To her credit, she does try to control the hysteria that hits her. She does a piss-poor job of it, but she did try. I timed it. Just out of curiosity. Eight minutes and a trip to the ladies’ later, I am ready to read out the Euromillions lottery numbers. She wipes her eyes once more and resettles her glasses on the bridge of her nose.
I clear my throat. “Two.” I wrap my hands around my mug, my fingers still cold from being outside.
“Hm.” She looks from one pink slip to the other. “You’ve got that one.”
“Good start. Nine.” I sip my coffee.
“Oh,” she says, smiling. “We’ve both got that one.”
“Excellent. Fourteen.”
“You’ve got that one as well.” She looks at me over the tops of her little glasses. “What do you get for three numbers?”
I frown and shrug. “Something like a tenner, I think. Twenty-nine.”
“Well, it’ll be more than a tenner, lassie. That’s four you’ve got.”
“That means I’ll have to buy the takeaway this weekend.”
“Oh, the hardship of it. What’s the next one?”
“Forty-one.”
She stares at me. Her mouth open in a little round circle.
“What?”
“Bloody hell, girlie, you’ve got ’em all.”
“You’re joking?”
Cathy shakes her head at me. “I’m not. What about them lucky thingies? You have to get them too.”
“Lucky Stars? They’re three and seven.”
Cathy’s staring at me like I’ve grown another head.
“What?”
“You’ve won.”
“What?”
“You’ve won.”
“What?”
“You’ve won the bloody lottery.” She thrusts the paper into my hand and waves at the computer screen. “You’ve won the lottery.
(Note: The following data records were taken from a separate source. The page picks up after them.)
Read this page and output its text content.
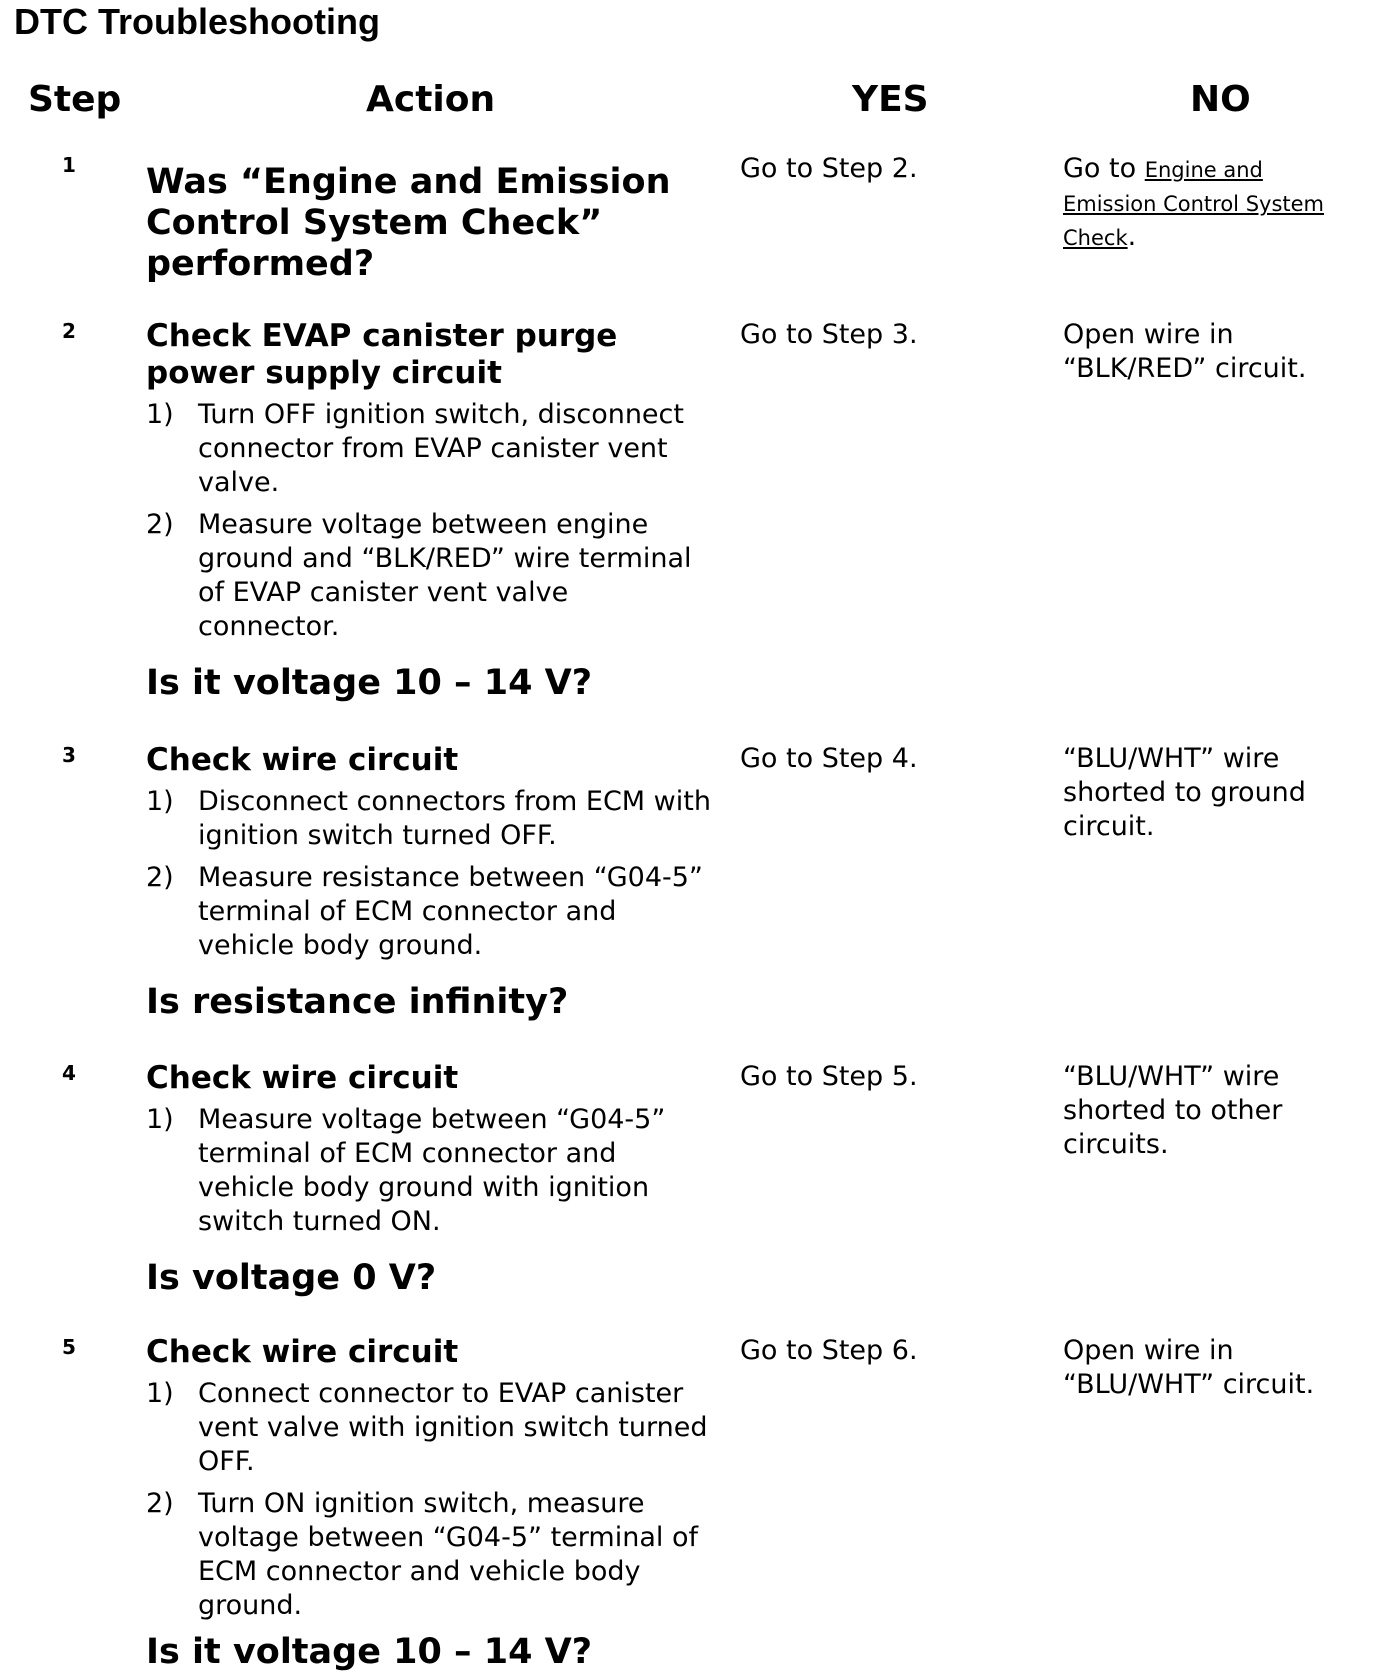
DTC Troubleshooting
Step	Action	YES	NO
1 Was “Engine and Emission Control System Check” performed?

Go to Step 2.	Go to Engine and Emission Control System Check.
2 Check EVAP canister purge power supply circuit

1) Turn OFF ignition switch, disconnect connector from EVAP canister vent valve.
2) Measure voltage between engine ground and “BLK/RED” wire terminal of EVAP canister vent valve connector.

Is it voltage 10 – 14 V?

Go to Step 3.	Open wire in “BLK/RED” circuit.
3 Check wire circuit

1) Disconnect connectors from ECM with ignition switch turned OFF.
2) Measure resistance between “G04-5” terminal of ECM connector and vehicle body ground.

Is resistance infinity?

Go to Step 4.	“BLU/WHT” wire shorted to ground circuit.
4 Check wire circuit

1) Measure voltage between “G04-5” terminal of ECM connector and vehicle body ground with ignition switch turned ON.

Is voltage 0 V?

Go to Step 5.	“BLU/WHT” wire shorted to other circuits.
5 Check wire circuit

1) Connect connector to EVAP canister vent valve with ignition switch turned OFF.
2) Turn ON ignition switch, measure voltage between “G04-5” terminal of ECM connector and vehicle body ground.

Is it voltage 10 – 14 V?

Go to Step 6.	Open wire in “BLU/WHT” circuit.
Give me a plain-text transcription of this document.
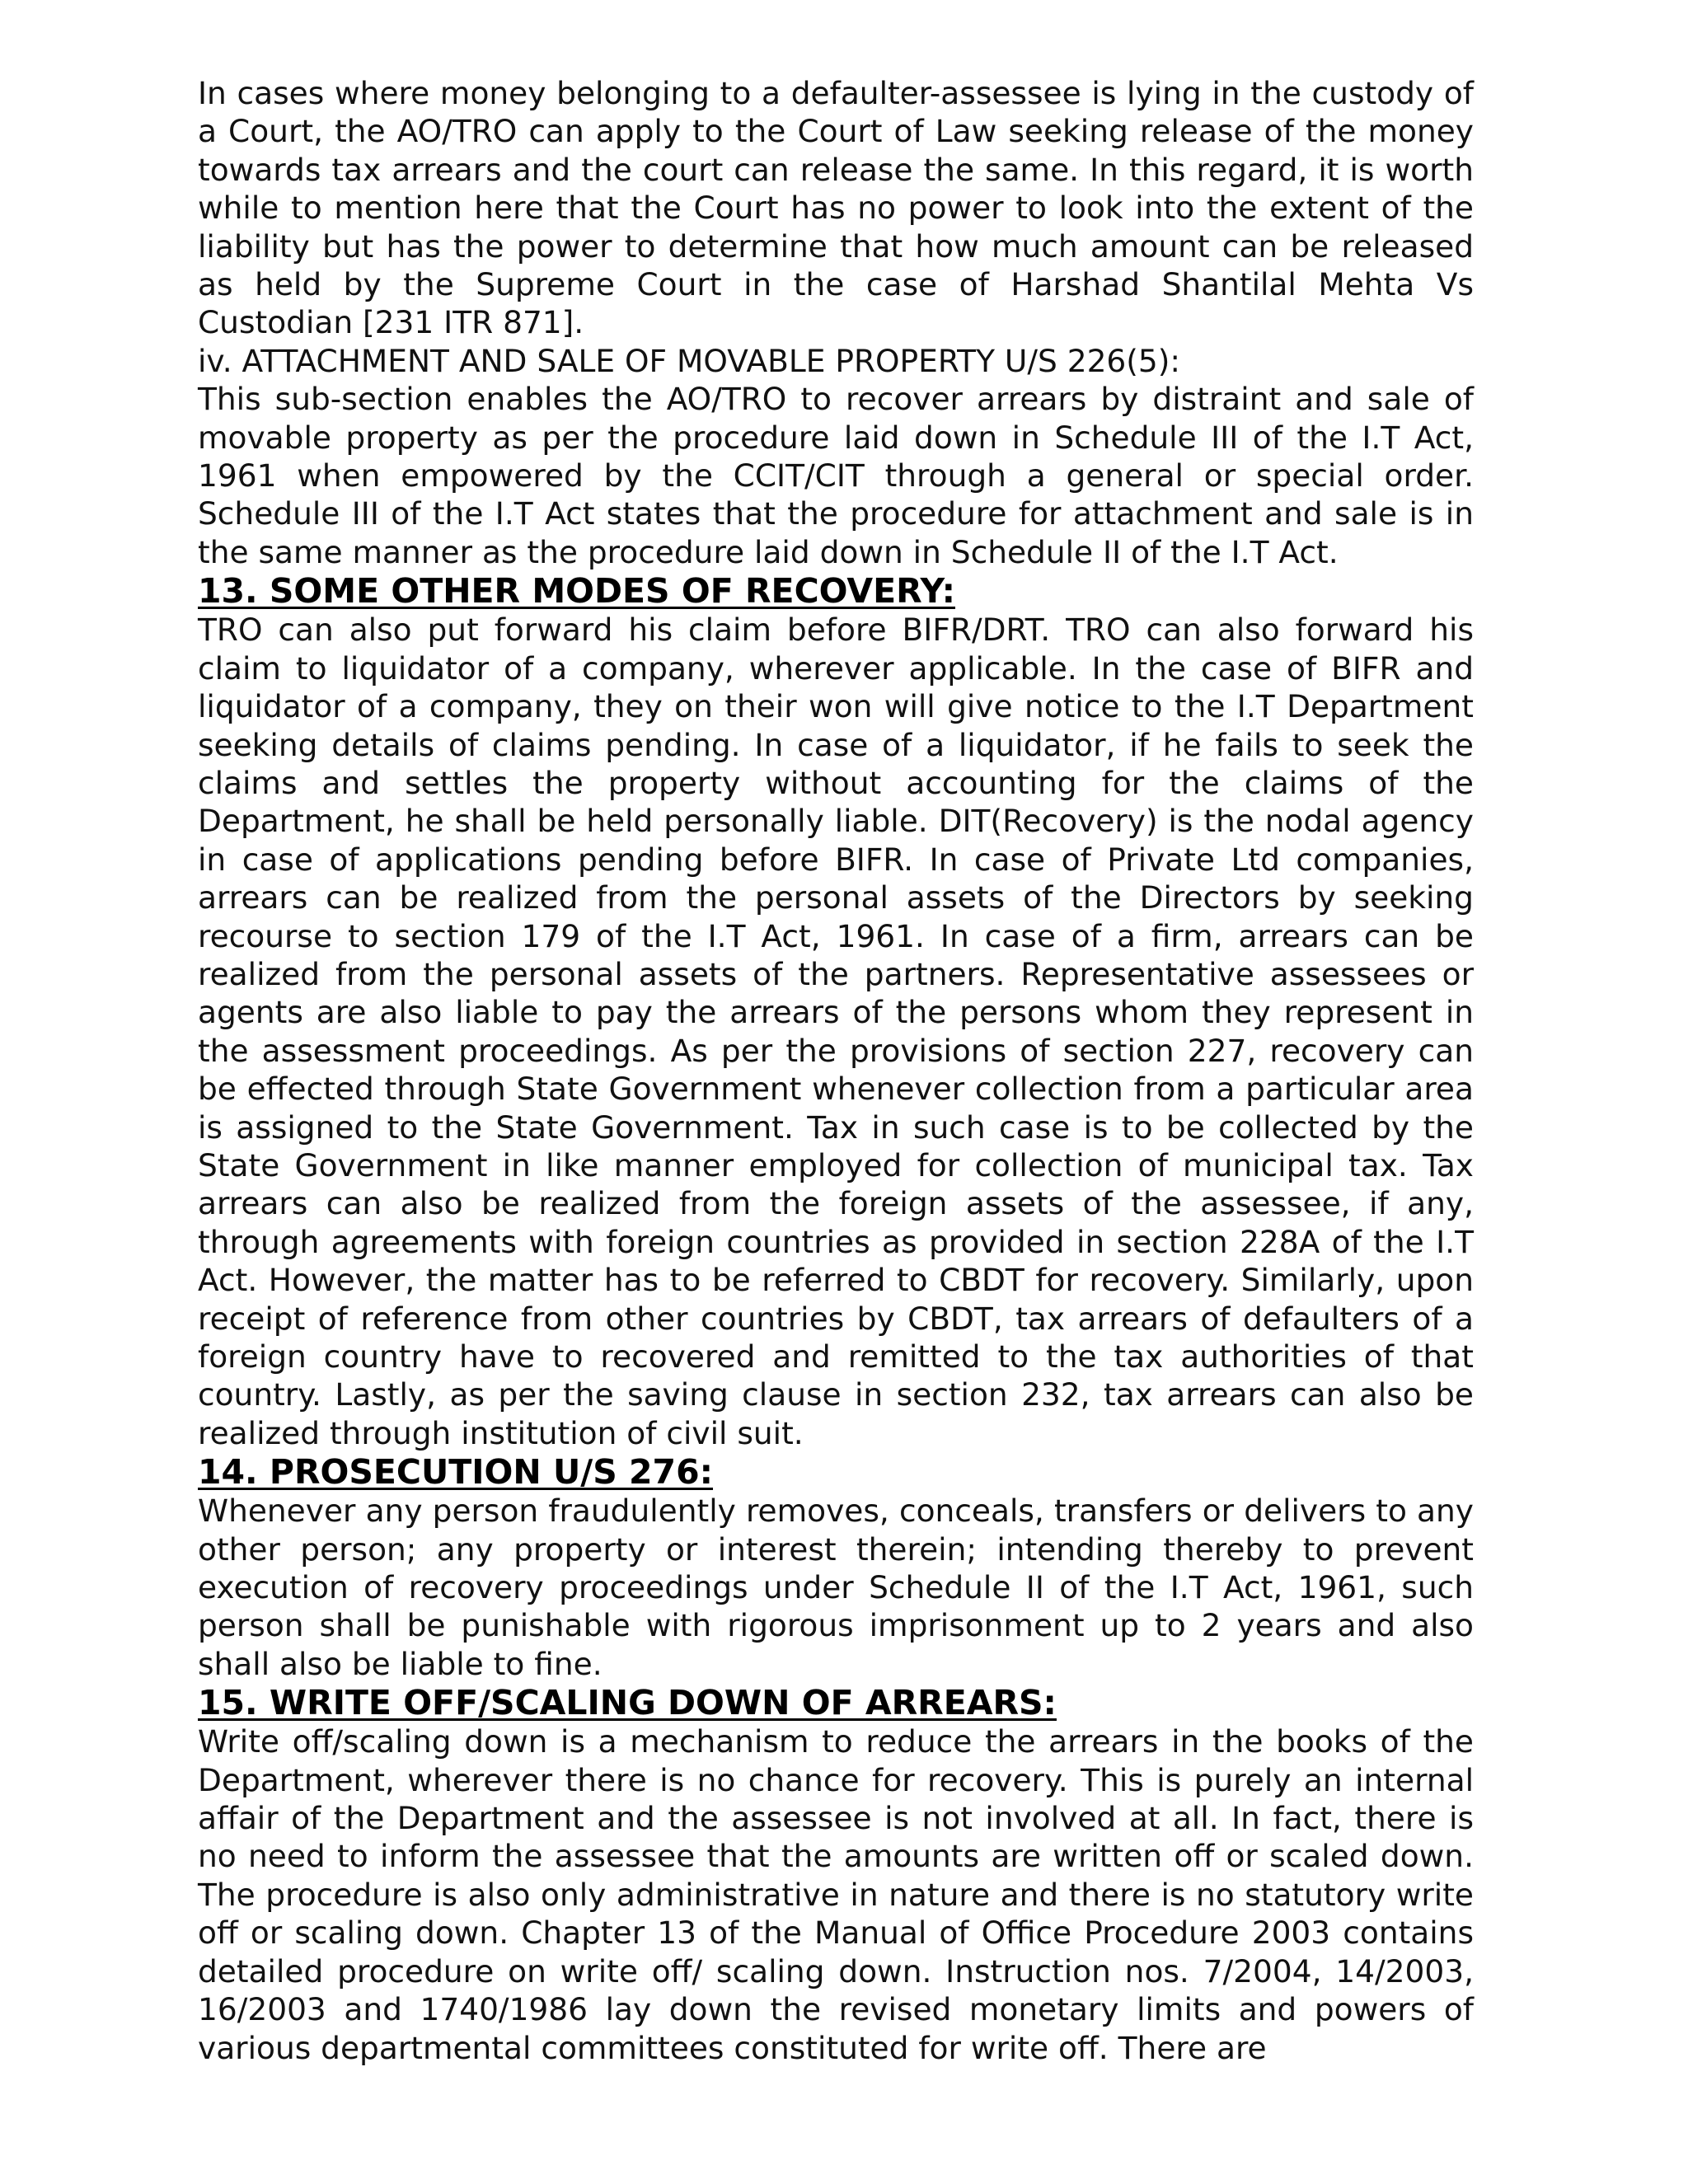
In cases where money belonging to a defaulter-assessee is lying in the custody of a Court, the AO/TRO can apply to the Court of Law seeking release of the money towards tax arrears and the court can release the same. In this regard, it is worth while to mention here that the Court has no power to look into the extent of the liability but has the power to determine that how much amount can be released as held by the Supreme Court in the case of Harshad Shantilal Mehta Vs Custodian [231 ITR 871].

iv. ATTACHMENT AND SALE OF MOVABLE PROPERTY U/S 226(5):

This sub-section enables the AO/TRO to recover arrears by distraint and sale of movable property as per the procedure laid down in Schedule III of the I.T Act, 1961 when empowered by the CCIT/CIT through a general or special order. Schedule III of the I.T Act states that the procedure for attachment and sale is in the same manner as the procedure laid down in Schedule II of the I.T Act.

13. SOME OTHER MODES OF RECOVERY:

TRO can also put forward his claim before BIFR/DRT. TRO can also forward his claim to liquidator of a company, wherever applicable. In the case of BIFR and liquidator of a company, they on their won will give notice to the I.T Department seeking details of claims pending. In case of a liquidator, if he fails to seek the claims and settles the property without accounting for the claims of the Department, he shall be held personally liable. DIT(Recovery) is the nodal agency in case of applications pending before BIFR. In case of Private Ltd companies, arrears can be realized from the personal assets of the Directors by seeking recourse to section 179 of the I.T Act, 1961. In case of a firm, arrears can be realized from the personal assets of the partners. Representative assessees or agents are also liable to pay the arrears of the persons whom they represent in the assessment proceedings. As per the provisions of section 227, recovery can be effected through State Government whenever collection from a particular area is assigned to the State Government. Tax in such case is to be collected by the State Government in like manner employed for collection of municipal tax. Tax arrears can also be realized from the foreign assets of the assessee, if any, through agreements with foreign countries as provided in section 228A of the I.T Act. However, the matter has to be referred to CBDT for recovery. Similarly, upon receipt of reference from other countries by CBDT, tax arrears of defaulters of a foreign country have to recovered and remitted to the tax authorities of that country. Lastly, as per the saving clause in section 232, tax arrears can also be realized through institution of civil suit.

14. PROSECUTION U/S 276:

Whenever any person fraudulently removes, conceals, transfers or delivers to any other person; any property or interest therein; intending thereby to prevent execution of recovery proceedings under Schedule II of the I.T Act, 1961, such person shall be punishable with rigorous imprisonment up to 2 years and also shall also be liable to fine.

15. WRITE OFF/SCALING DOWN OF ARREARS:

Write off/scaling down is a mechanism to reduce the arrears in the books of the Department, wherever there is no chance for recovery. This is purely an internal affair of the Department and the assessee is not involved at all. In fact, there is no need to inform the assessee that the amounts are written off or scaled down. The procedure is also only administrative in nature and there is no statutory write off or scaling down. Chapter 13 of the Manual of Office Procedure 2003 contains detailed procedure on write off/ scaling down. Instruction nos. 7/2004, 14/2003, 16/2003 and 1740/1986 lay down the revised monetary limits and powers of various departmental committees constituted for write off. There are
How much was the jackpot last night?”
“What?”
“Now who’s got the IQ of a plant? How much was the jackpot last night?” She spaces the words out like she was talking to a very old, very deaf person.
I still don’t get it.
She tuts and points at the screen, then takes the mouse from my hand and scrolls up so she can see the estimated jackpot total. “Bloody hell!”
“What?”
“Can’t you say anything else?”
“No.”
“Well, that’s a start.” She waves at the screen again. “It was a rollover. For weeks, by the look of it. Just look at that jackpot prize!”
I do.
Then I blink.
Then I look again.
Then I look at Cathy.
She looks at me.
I do the only thing I can think of.
I blink again.
“Well? Have you seen?”
I do something exceptional then… I nod.
“It’s huge.”
She peers over my shoulder and points my head back at the screen.
“That’s in millions of pounds, isn’t it?”
I nod again.
The fog starts to clear from my eyes, and the numbers on the screen actually start to register in the shock-addled depths of my brain.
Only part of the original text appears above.